Bangkok – A Thai man was sentenced yesterday to two years in jail for selling books that allegedly defamed the monarchy, the latest in a string of convictions under the country’s notorious lese majeste law.
Thailand’s Court of Appeals overturned a 2014 court decision which had cleared Udomsak Wattanaworachaiwathin of any wrongdoing in a case which stretches back nine years.
A bail request was set to be heard later yesterday.
The 66-year-old was initially arrested in May 2006 for selling two books that allegedly defamed Thailand’s revered but ailing King Bhumibol Adulyadej during a protest in a downtown Bangkok park. But prosecutors only filed charges against him seven years later, according to iLaw, a local legal group that monitors Thailand’s lese majeste cases.
A criminal court dismissed the charges in March 2014 after ruling that the prosecution had failed to prove that Udomsak knew the content of the books was defamatory of Thailand’s now 87-year-old monarch.
Prosecutors then appealed the ruling, resulting in yesterday’s conviction.

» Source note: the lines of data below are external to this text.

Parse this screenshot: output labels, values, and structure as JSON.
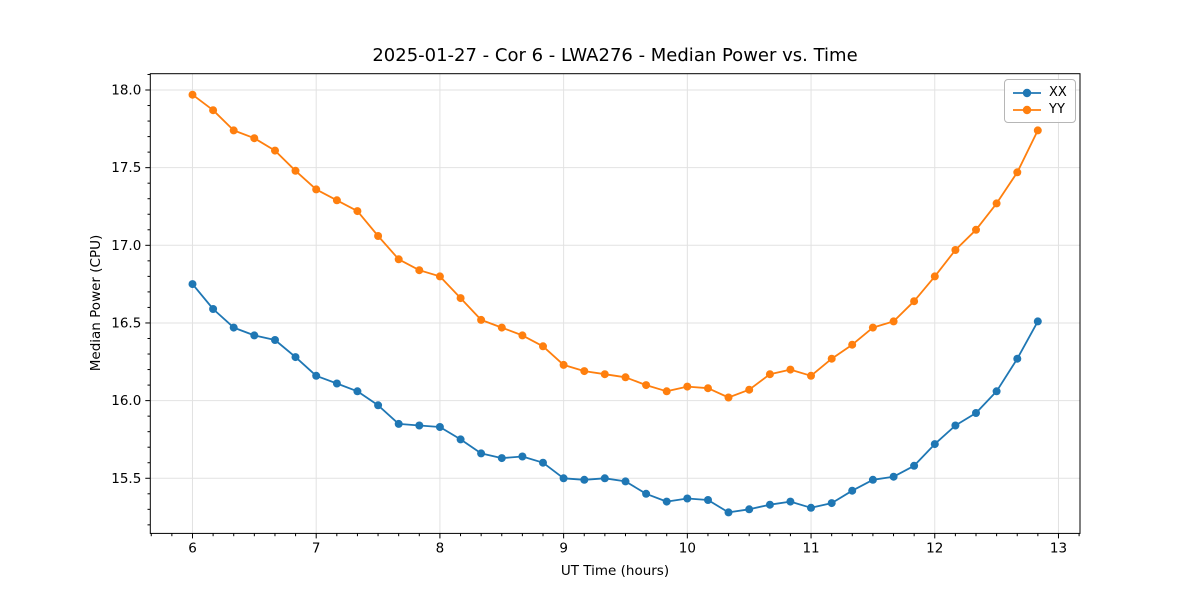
{
  "figure": {
    "title": "2025-01-27 - Cor 6 - LWA276 - Median Power vs. Time"
  },
  "chart_data": {
    "type": "line",
    "title": "2025-01-27 - Cor 6 - LWA276 - Median Power vs. Time",
    "xlabel": "UT Time (hours)",
    "ylabel": "Median Power (CPU)",
    "x": [
      6.0,
      6.167,
      6.333,
      6.5,
      6.667,
      6.833,
      7.0,
      7.167,
      7.333,
      7.5,
      7.667,
      7.833,
      8.0,
      8.167,
      8.333,
      8.5,
      8.667,
      8.833,
      9.0,
      9.167,
      9.333,
      9.5,
      9.667,
      9.833,
      10.0,
      10.167,
      10.333,
      10.5,
      10.667,
      10.833,
      11.0,
      11.167,
      11.333,
      11.5,
      11.667,
      11.833,
      12.0,
      12.167,
      12.333,
      12.5,
      12.667,
      12.833
    ],
    "series": [
      {
        "name": "XX",
        "color": "#1f77b4",
        "values": [
          16.75,
          16.59,
          16.47,
          16.42,
          16.39,
          16.28,
          16.16,
          16.11,
          16.06,
          15.97,
          15.85,
          15.84,
          15.83,
          15.75,
          15.66,
          15.63,
          15.64,
          15.6,
          15.5,
          15.49,
          15.5,
          15.48,
          15.4,
          15.35,
          15.37,
          15.36,
          15.28,
          15.3,
          15.33,
          15.35,
          15.31,
          15.34,
          15.42,
          15.49,
          15.51,
          15.58,
          15.72,
          15.84,
          15.92,
          16.06,
          16.27,
          16.51
        ]
      },
      {
        "name": "YY",
        "color": "#ff7f0e",
        "values": [
          17.97,
          17.87,
          17.74,
          17.69,
          17.61,
          17.48,
          17.36,
          17.29,
          17.22,
          17.06,
          16.91,
          16.84,
          16.8,
          16.66,
          16.52,
          16.47,
          16.42,
          16.35,
          16.23,
          16.19,
          16.17,
          16.15,
          16.1,
          16.06,
          16.09,
          16.08,
          16.02,
          16.07,
          16.17,
          16.2,
          16.16,
          16.27,
          16.36,
          16.47,
          16.51,
          16.64,
          16.8,
          16.97,
          17.1,
          17.27,
          17.47,
          17.74
        ]
      }
    ],
    "xlim": [
      5.659,
      13.174
    ],
    "ylim": [
      15.145,
      18.105
    ],
    "xticks": [
      6,
      7,
      8,
      9,
      10,
      11,
      12,
      13
    ],
    "xtick_labels": [
      "6",
      "7",
      "8",
      "9",
      "10",
      "11",
      "12",
      "13"
    ],
    "yticks": [
      15.5,
      16.0,
      16.5,
      17.0,
      17.5,
      18.0
    ],
    "ytick_labels": [
      "15.5",
      "16.0",
      "16.5",
      "17.0",
      "17.5",
      "18.0"
    ],
    "x_minor_step": 0.1667,
    "y_minor_step": 0.1,
    "grid": true,
    "grid_color": "#e2e2e2",
    "legend_position": "upper right",
    "marker": "o"
  }
}
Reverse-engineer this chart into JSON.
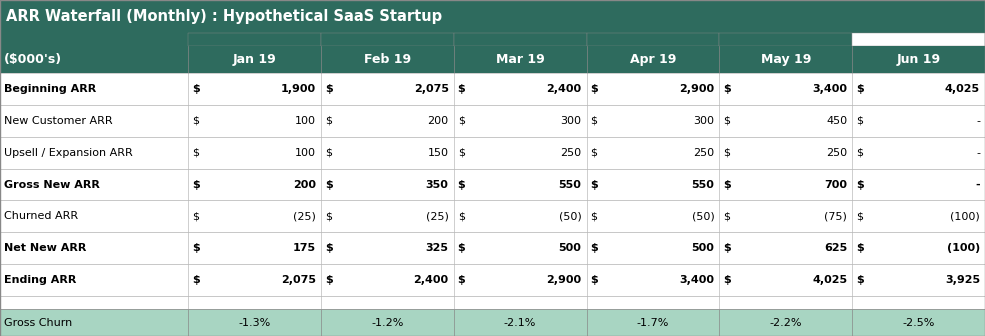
{
  "title": "ARR Waterfall (Monthly) : Hypothetical SaaS Startup",
  "header_bg": "#2e6b5e",
  "header_text_color": "#ffffff",
  "row_label_col": "($000's)",
  "months": [
    "Jan 19",
    "Feb 19",
    "Mar 19",
    "Apr 19",
    "May 19",
    "Jun 19"
  ],
  "rows": [
    {
      "label": "Beginning ARR",
      "bold": true,
      "values": [
        1900,
        2075,
        2400,
        2900,
        3400,
        4025
      ]
    },
    {
      "label": "New Customer ARR",
      "bold": false,
      "values": [
        100,
        200,
        300,
        300,
        450,
        null
      ]
    },
    {
      "label": "Upsell / Expansion ARR",
      "bold": false,
      "values": [
        100,
        150,
        250,
        250,
        250,
        null
      ]
    },
    {
      "label": "Gross New ARR",
      "bold": true,
      "values": [
        200,
        350,
        550,
        550,
        700,
        null
      ]
    },
    {
      "label": "Churned ARR",
      "bold": false,
      "values": [
        -25,
        -25,
        -50,
        -50,
        -75,
        -100
      ]
    },
    {
      "label": "Net New ARR",
      "bold": true,
      "values": [
        175,
        325,
        500,
        500,
        625,
        -100
      ]
    },
    {
      "label": "Ending ARR",
      "bold": true,
      "values": [
        2075,
        2400,
        2900,
        3400,
        4025,
        3925
      ]
    }
  ],
  "gross_churn": [
    "-1.3%",
    "-1.2%",
    "-2.1%",
    "-1.7%",
    "-2.2%",
    "-2.5%"
  ],
  "gross_churn_label": "Gross Churn",
  "churn_row_bg": "#a8d5c2",
  "border_color": "#888888",
  "grid_color": "#bbbbbb",
  "body_fontsize": 8.0,
  "header_fontsize": 9.0,
  "title_fontsize": 10.5
}
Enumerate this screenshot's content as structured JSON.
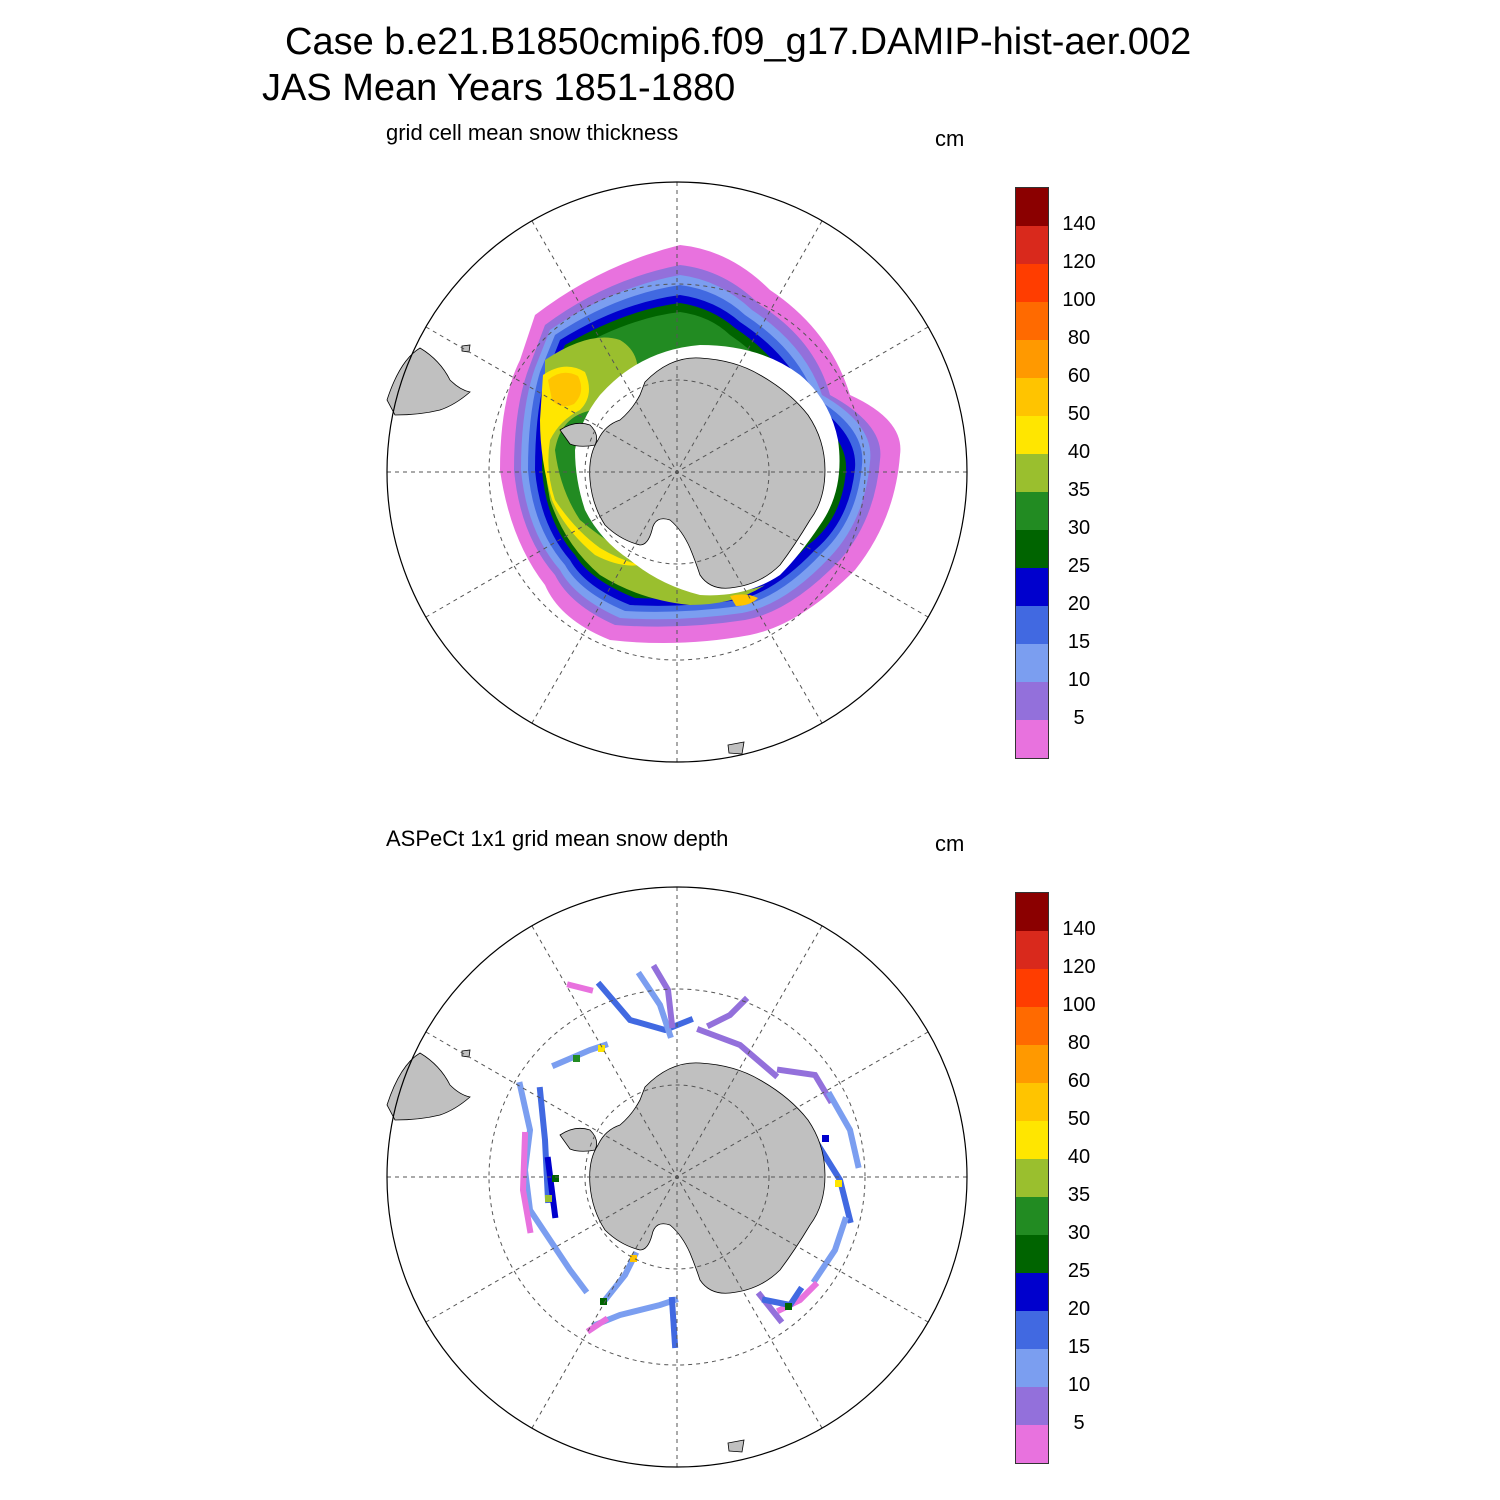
{
  "header": {
    "line1": "Case b.e21.B1850cmip6.f09_g17.DAMIP-hist-aer.002",
    "line2": "JAS Mean   Years 1851-1880"
  },
  "panels": [
    {
      "title": "grid cell mean snow thickness",
      "unit": "cm"
    },
    {
      "title": "ASPeCt 1x1 grid mean snow depth",
      "unit": "cm"
    }
  ],
  "colorbar": {
    "labels": [
      "140",
      "120",
      "100",
      "80",
      "60",
      "50",
      "40",
      "35",
      "30",
      "25",
      "20",
      "15",
      "10",
      "5"
    ],
    "colors": [
      "#8b0000",
      "#d9291c",
      "#ff3d00",
      "#ff6a00",
      "#ff9900",
      "#ffc400",
      "#ffe600",
      "#9abf2e",
      "#228b22",
      "#006400",
      "#0000cd",
      "#4169e1",
      "#7b9ef0",
      "#9370db",
      "#e872de"
    ]
  },
  "map_colors": {
    "land": "#c0c0c0",
    "land_outline": "#000000",
    "grid_line": "#555555"
  }
}
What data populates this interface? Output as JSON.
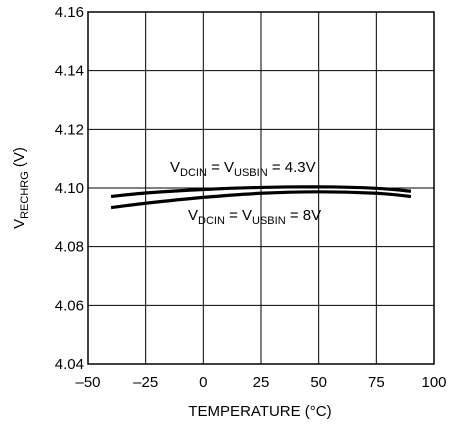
{
  "chart_data": {
    "type": "line",
    "xlabel": "TEMPERATURE (°C)",
    "ylabel": {
      "main": "V",
      "sub": "RECHRG",
      "suffix": " (V)"
    },
    "xlim": [
      -50,
      100
    ],
    "ylim": [
      4.04,
      4.16
    ],
    "xticks": [
      "–50",
      "–25",
      "0",
      "25",
      "50",
      "75",
      "100"
    ],
    "yticks": [
      "4.04",
      "4.06",
      "4.08",
      "4.10",
      "4.12",
      "4.14",
      "4.16"
    ],
    "grid": true,
    "series": [
      {
        "name": "V_DCIN = V_USBIN = 4.3V",
        "x": [
          -40,
          -25,
          0,
          25,
          50,
          75,
          90
        ],
        "y": [
          4.0971,
          4.0983,
          4.0995,
          4.1002,
          4.1004,
          4.0999,
          4.0989
        ]
      },
      {
        "name": "V_DCIN = V_USBIN = 8V",
        "x": [
          -40,
          -25,
          0,
          25,
          50,
          75,
          90
        ],
        "y": [
          4.0933,
          4.0948,
          4.0968,
          4.0982,
          4.0987,
          4.0982,
          4.0971
        ]
      }
    ],
    "annotations": [
      {
        "id": "a1",
        "v1": "V",
        "v1sub": "DCIN",
        "eq": " = ",
        "v2": "V",
        "v2sub": "USBIN",
        "rest": " = 4.3V"
      },
      {
        "id": "a2",
        "v1": "V",
        "v1sub": "DCIN",
        "eq": " = ",
        "v2": "V",
        "v2sub": "USBIN",
        "rest": " = 8V"
      }
    ],
    "line_color": "#000000"
  }
}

“The defendant’s behaviour has shown that he knew the book had insulting details about the monarchy, and he could not prove the two copies he sold belonged to other people as he had claimed,” the judge said.
But the judge said she decided to reduce the sentence from three to two years because of “useful testimony” by Udomsak.
Thailand’s monarchy is protected by one of the world’s harshest lese majeste laws and the country’s ultra-royalist military junta has significantly ramped up prosecutions since seizing power in a coup last May. — AFP.